Верещагин не переставал кидать лопату за лопатой.

— Не жалуйся. Хоть и камениста земля, да наша, своя, — приговаривал старшина, и вновь со скрипом врезалась его лопата в окаменевшую мерзлоту.

Вдруг над самым ухом раздалось:

— Моряки?

Верещагин выпрямился и увидел заместителя командира бригады, которого они встретили в то утро, когда шли в часть.

— Так точно, товарищ подполковник. Вот грызем землю. Черства она тут, ой черства!

— Потом добытый хлеб и черствый сладок. А что думаете делать, когда рассветет?

Застигнутые врасплох моряки, с лопатами в руках, молча размышляли.

— А когда рассветет, товарищ подполковник, хорошо бы пойти в наступление, — нашелся Верещагин. — Оседлать бы вон ту высотку и превратить эту долину в наш тыл.

— Правильно, старшина. Правильно думаете. Так мы и сделаем утром.

— Постараемся оправдать ваше доверие, товарищ командир.

— Фашисты думают, что они непобедимы. И нужно их так стукнуть, чтобы эта дурацкая мысль навсегда выскочила у них из головы.

— А подмога нам будет, товарищ командир? — спросил кто-то.

— Ночью должны прибыть артиллерия и танки. Будет и авиация.

— А соседи как? — спросил тот же голос, — Говорят, на правом фланге — новая дивизия.

— Насчет новых дивизий не беспокойтесь, товарищи. Они есть, и они подходят. У Советского Союза сил достаточно.

Едва Ильдарский ушел, Верещагин не вытерпел и сказал Урманову:

— Кажется, стоящий человек. Умеет солдатской душе паров поддать. С таким командиром и воевать легче.

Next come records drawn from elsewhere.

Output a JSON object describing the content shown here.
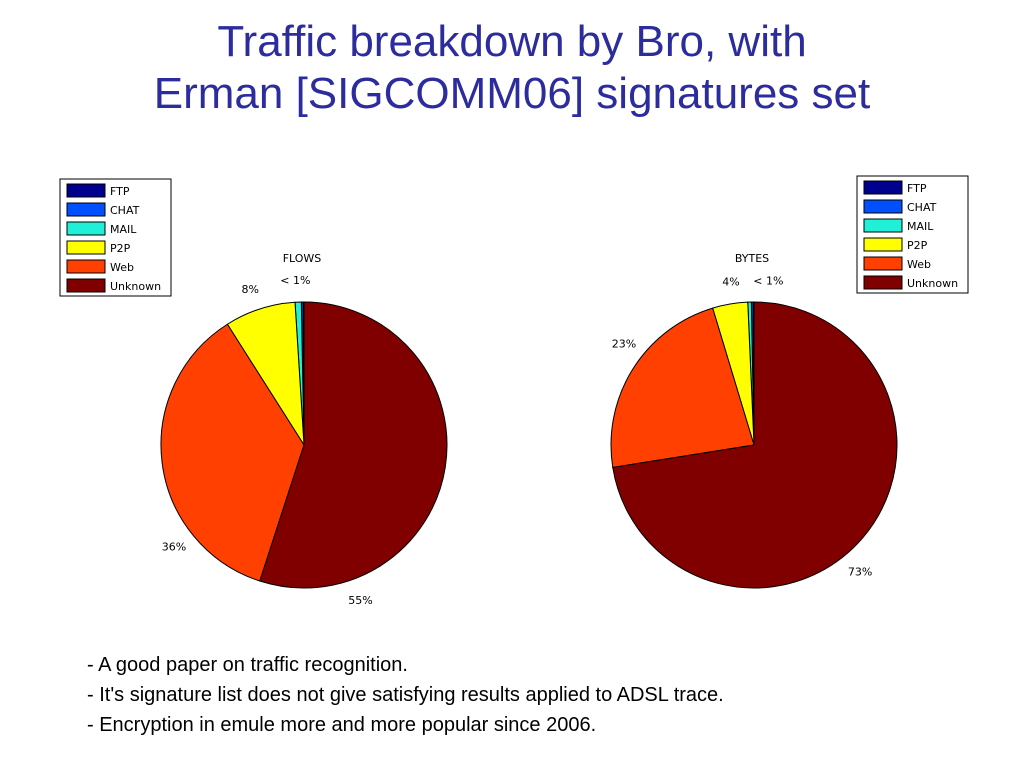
{
  "slide": {
    "title_lines": [
      "Traffic breakdown by Bro, with",
      "Erman [SIGCOMM06] signatures set"
    ],
    "bullets": [
      "- A good paper on traffic recognition.",
      "- It's signature list does not give satisfying results applied to ADSL trace.",
      "- Encryption in emule more and more popular since 2006."
    ]
  },
  "chart_data": [
    {
      "type": "pie",
      "title": "FLOWS",
      "legend": "top-left",
      "slices": [
        {
          "name": "FTP",
          "value": 0.1,
          "color": "#00008f"
        },
        {
          "name": "CHAT",
          "value": 0.2,
          "color": "#0050ff"
        },
        {
          "name": "MAIL",
          "value": 0.7,
          "color": "#20f0d8"
        },
        {
          "name": "P2P",
          "value": 8,
          "color": "#ffff00"
        },
        {
          "name": "Web",
          "value": 36,
          "color": "#ff4000"
        },
        {
          "name": "Unknown",
          "value": 55,
          "color": "#800000"
        }
      ],
      "labels": [
        {
          "text": "< 1%",
          "angle": -3
        },
        {
          "text": "8%",
          "angle": -19
        },
        {
          "text": "36%",
          "angle": -128
        },
        {
          "text": "55%",
          "angle": 160
        }
      ]
    },
    {
      "type": "pie",
      "title": "BYTES",
      "legend": "top-right",
      "slices": [
        {
          "name": "FTP",
          "value": 0.1,
          "color": "#00008f"
        },
        {
          "name": "CHAT",
          "value": 0.2,
          "color": "#0050ff"
        },
        {
          "name": "MAIL",
          "value": 0.4,
          "color": "#20f0d8"
        },
        {
          "name": "P2P",
          "value": 4,
          "color": "#ffff00"
        },
        {
          "name": "Web",
          "value": 23,
          "color": "#ff4000"
        },
        {
          "name": "Unknown",
          "value": 73,
          "color": "#800000"
        }
      ],
      "labels": [
        {
          "text": "< 1%",
          "angle": 5
        },
        {
          "text": "4%",
          "angle": -8
        },
        {
          "text": "23%",
          "angle": -52
        },
        {
          "text": "73%",
          "angle": 140
        }
      ]
    }
  ]
}
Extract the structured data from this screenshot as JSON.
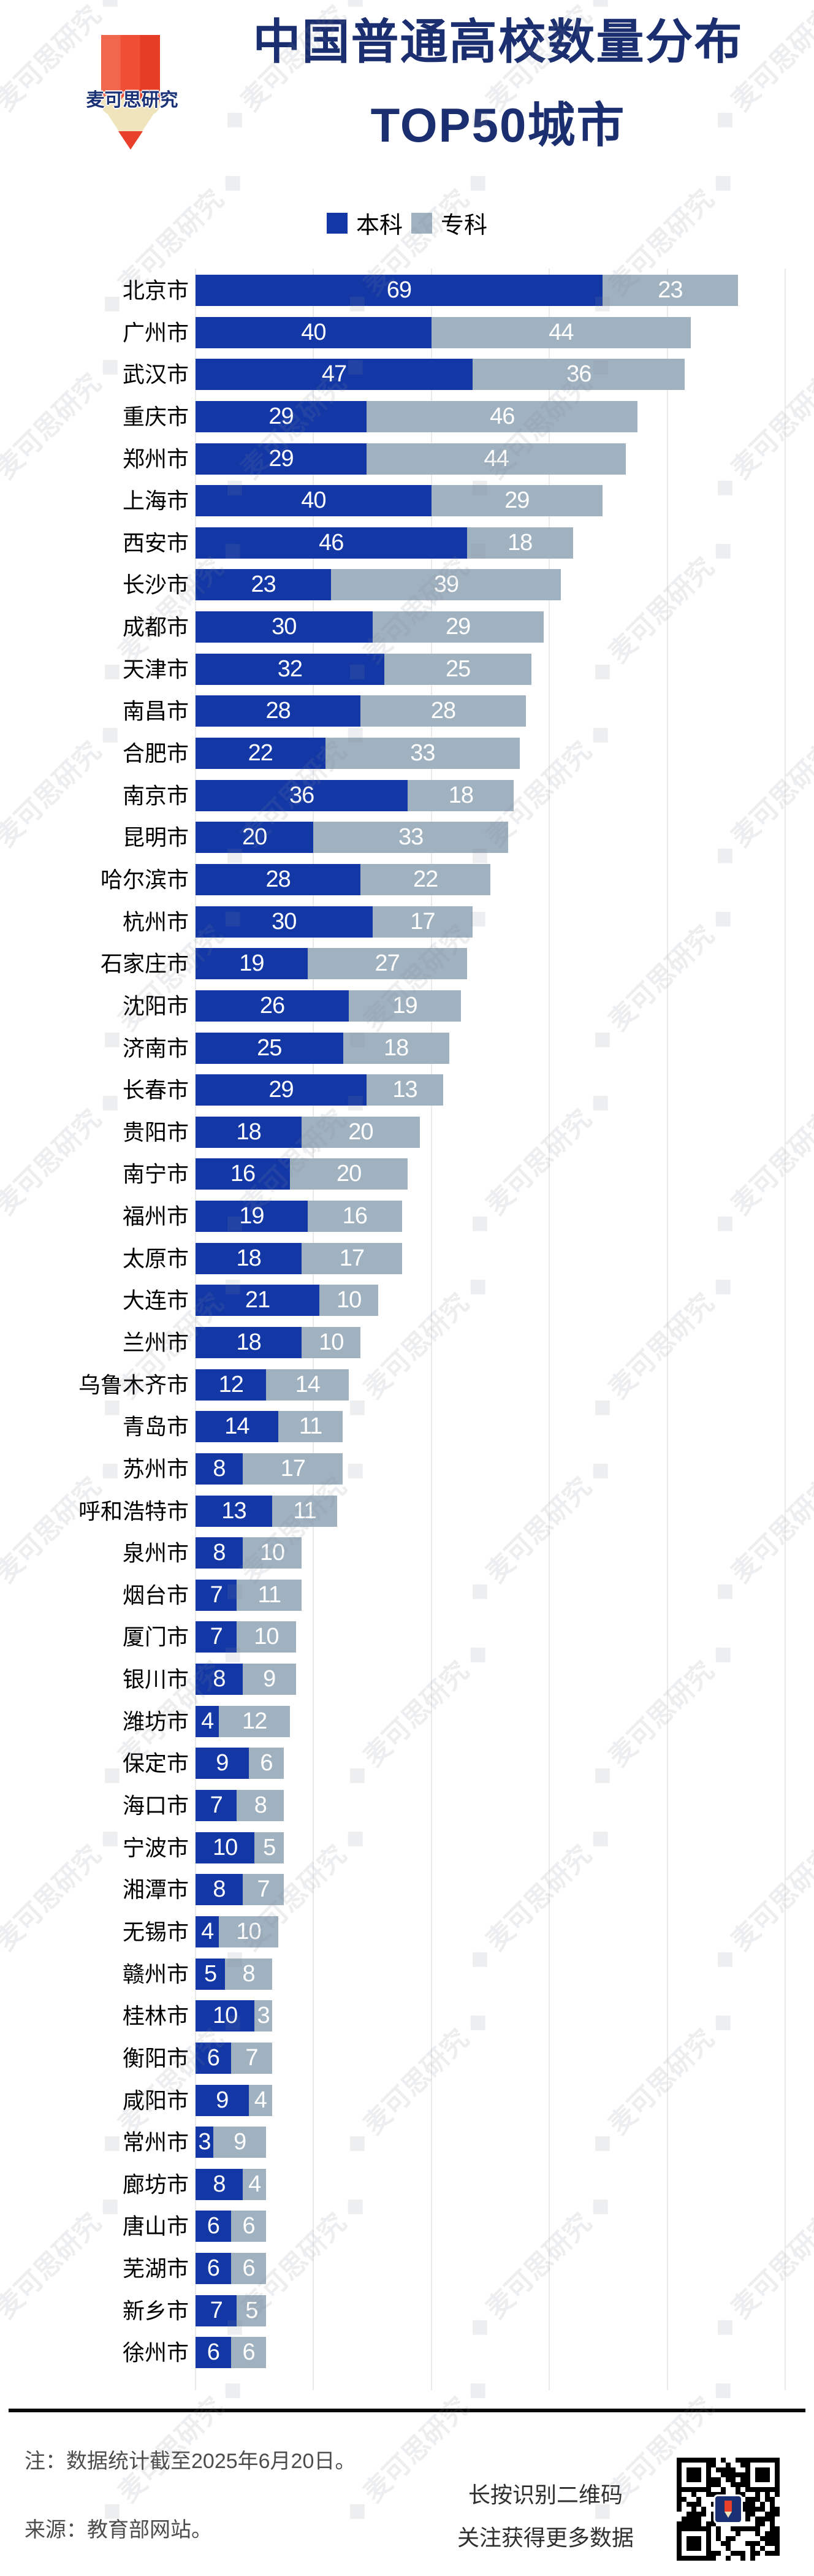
{
  "header": {
    "logo_text": "麦可思研究",
    "title_line1": "中国普通高校数量分布",
    "title_line2": "TOP50城市"
  },
  "legend": {
    "items": [
      {
        "label": "本科",
        "color": "#1338A6"
      },
      {
        "label": "专科",
        "color": "#A0B1BF"
      }
    ]
  },
  "chart_data": {
    "type": "bar",
    "orientation": "horizontal",
    "stacked": true,
    "title": "中国普通高校数量分布TOP50城市",
    "xlabel": "",
    "ylabel": "",
    "xlim": [
      0,
      100
    ],
    "gridline_interval": 20,
    "grid": true,
    "legend_position": "top",
    "value_labels": "inside-white",
    "sort": "total-descending",
    "categories": [
      "北京市",
      "广州市",
      "武汉市",
      "重庆市",
      "郑州市",
      "上海市",
      "西安市",
      "长沙市",
      "成都市",
      "天津市",
      "南昌市",
      "合肥市",
      "南京市",
      "昆明市",
      "哈尔滨市",
      "杭州市",
      "石家庄市",
      "沈阳市",
      "济南市",
      "长春市",
      "贵阳市",
      "南宁市",
      "福州市",
      "太原市",
      "大连市",
      "兰州市",
      "乌鲁木齐市",
      "青岛市",
      "苏州市",
      "呼和浩特市",
      "泉州市",
      "烟台市",
      "厦门市",
      "银川市",
      "潍坊市",
      "保定市",
      "海口市",
      "宁波市",
      "湘潭市",
      "无锡市",
      "赣州市",
      "桂林市",
      "衡阳市",
      "咸阳市",
      "常州市",
      "廊坊市",
      "唐山市",
      "芜湖市",
      "新乡市",
      "徐州市"
    ],
    "series": [
      {
        "name": "本科",
        "color": "#1338A6",
        "values": [
          69,
          40,
          47,
          29,
          29,
          40,
          46,
          23,
          30,
          32,
          28,
          22,
          36,
          20,
          28,
          30,
          19,
          26,
          25,
          29,
          18,
          16,
          19,
          18,
          21,
          18,
          12,
          14,
          8,
          13,
          8,
          7,
          7,
          8,
          4,
          9,
          7,
          10,
          8,
          4,
          5,
          10,
          6,
          9,
          3,
          8,
          6,
          6,
          7,
          6
        ]
      },
      {
        "name": "专科",
        "color": "#A0B1BF",
        "values": [
          23,
          44,
          36,
          46,
          44,
          29,
          18,
          39,
          29,
          25,
          28,
          33,
          18,
          33,
          22,
          17,
          27,
          19,
          18,
          13,
          20,
          20,
          16,
          17,
          10,
          10,
          14,
          11,
          17,
          11,
          10,
          11,
          10,
          9,
          12,
          6,
          8,
          5,
          7,
          10,
          8,
          3,
          7,
          4,
          9,
          4,
          6,
          6,
          5,
          6
        ]
      }
    ]
  },
  "footer": {
    "note": "注：数据统计截至2025年6月20日。",
    "source": "来源：教育部网站。",
    "qr_caption_line1": "长按识别二维码",
    "qr_caption_line2": "关注获得更多数据"
  },
  "watermark": {
    "text": "麦可思研究"
  }
}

Урманов пробормотал что-то невнятное. Мысли его были совсем не здесь. Подполковник напоминал ему Муниру. А что если это ее отец?.. Или, может быть, однофамилец?.. Пока подполковник разговаривал с бойцами, Галим незаметно приглядывался к нему, стараясь понять, что же в этом лице общего с Мунирой. Но Мунира больше походила на свою мать — Суфию-ханум. В крупном, с резкими чертами лице подполковника он не находил сходства с девичьим округлым и таким милым ему лицом Муниры. Но взгляд, манера держать голову и что-то в уголках губ невольно пробуждали в нем воспоминание о Мунире. В конце концов, не все ли равно, отец это Муниры или всего лишь ее однофамилец, — Галиму было приятно, что рядом есть человек, который всегда будет напоминать ему о любимой.

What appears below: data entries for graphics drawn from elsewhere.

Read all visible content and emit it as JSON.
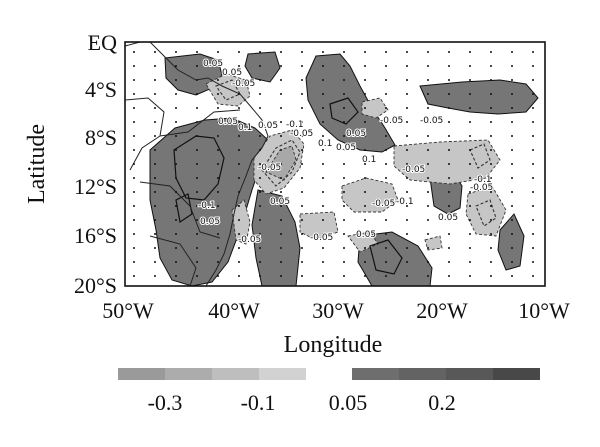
{
  "figure": {
    "xlabel": "Longitude",
    "ylabel": "Latitude"
  },
  "axes": {
    "x_ticks": [
      "50°W",
      "40°W",
      "30°W",
      "20°W",
      "10°W"
    ],
    "y_ticks": [
      "EQ",
      "4°S",
      "8°S",
      "12°S",
      "16°S",
      "20°S"
    ]
  },
  "contour_labels": {
    "pos_a": "0.05",
    "pos_b": "0.05",
    "pos_c": "0.05",
    "pos_d": "0.1",
    "pos_e": "0.05",
    "pos_f": "0.1",
    "pos_g": "0.05",
    "pos_h": "0.05",
    "pos_i": "0.1",
    "pos_j": "0.05",
    "pos_k": "0.05",
    "pos_l": "0.05",
    "pos_m": "0.05",
    "neg_a": "-0.05",
    "neg_b": "-0.1",
    "neg_c": "-0.05",
    "neg_d": "-0.05",
    "neg_e": "-0.05",
    "neg_f": "-0.05",
    "neg_g": "-0.1",
    "neg_h": "-0.05",
    "neg_i": "-0.05",
    "neg_j": "-0.1",
    "neg_k": "-0.05",
    "neg_l": "-0.1",
    "neg_m": "-0.05",
    "neg_n": "-0.05"
  },
  "colorbar": {
    "labels": [
      "-0.3",
      "-0.1",
      "0.05",
      "0.2"
    ],
    "negative_colors": [
      "#9a9a9a",
      "#acacac",
      "#bebebe",
      "#d2d2d2"
    ],
    "positive_colors": [
      "#6e6e6e",
      "#636363",
      "#585858",
      "#484848"
    ]
  },
  "shading": {
    "positive": "#767676",
    "negative": "#c6c6c6",
    "negative_strong": "#a8a8a8"
  }
}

Батальон получил приказ о переходе в контрнаступление. Вначале открыла огонь наша артиллерия, расположенная тут же, в горах, потом показались истребители. Галим, чуть высунувшись из окопа, наблюдал переднюю линию врага. Там вместе с клубами дыма и пламени черными фонтанами взлетали в воздух комья земли, разбитые пулеметы, винтовки, ящики, колеса.

— Точно кладут! — радовался Галим.

В это время огненный вал покатился дальше. Выскочили из засады наши танки. За ними поднялся батальон. Некоторые падали, но и падая делали два-три шага вперед. Отставали в этом стремительном потоке лишь тяжелораненые. Легкораненые, увлекаемые общим порывом, продолжали двигаться дальше. Галим бежал рядом с Верещагиным. Вот они прошли пятьдесят, сто, сто пятьдесят метров. Осталось еще пятьдесят. Но тут одна за другой стали оживать уцелевшие вражеские пулеметные точки. Их огонь все усиливался. Батальон залег. Многие лежа метали гранаты.

Один из наших танков горел, окутанный густым дымом, остальные, не в силах взять крутой подъем, стреляли с места.

Приказ еще не был выполнен. С командного пункта комбригу Седых было ясно видно, что атака захлебывается. Нужно во что бы то ни стало поднять бойцов.

— Знамя вперед! — скомандовал он.

Трое знаменосцев во главе со старшим сержантом побежали с развевающимся полотнищем знамени.

Лишь только знамя оказалось впереди, батальон без команды, как один человек, опять поднялся в атаку. Шли под нарастающим огнем противника. Вот упал старший сержант, и знамя подхватил горячий узколицый Ломидзе. Взмахнув развевающимся на ветру знаменем, он что-то крикнул, чего за шумом боя никто не расслышал, и, положив древко на свое крепкое острое плечо, ринулся вперед.

…Батальон прошел поляну, позади осталось и болото… Наконец батальон добрался до сопки и бросился на штурм основных позиций противника.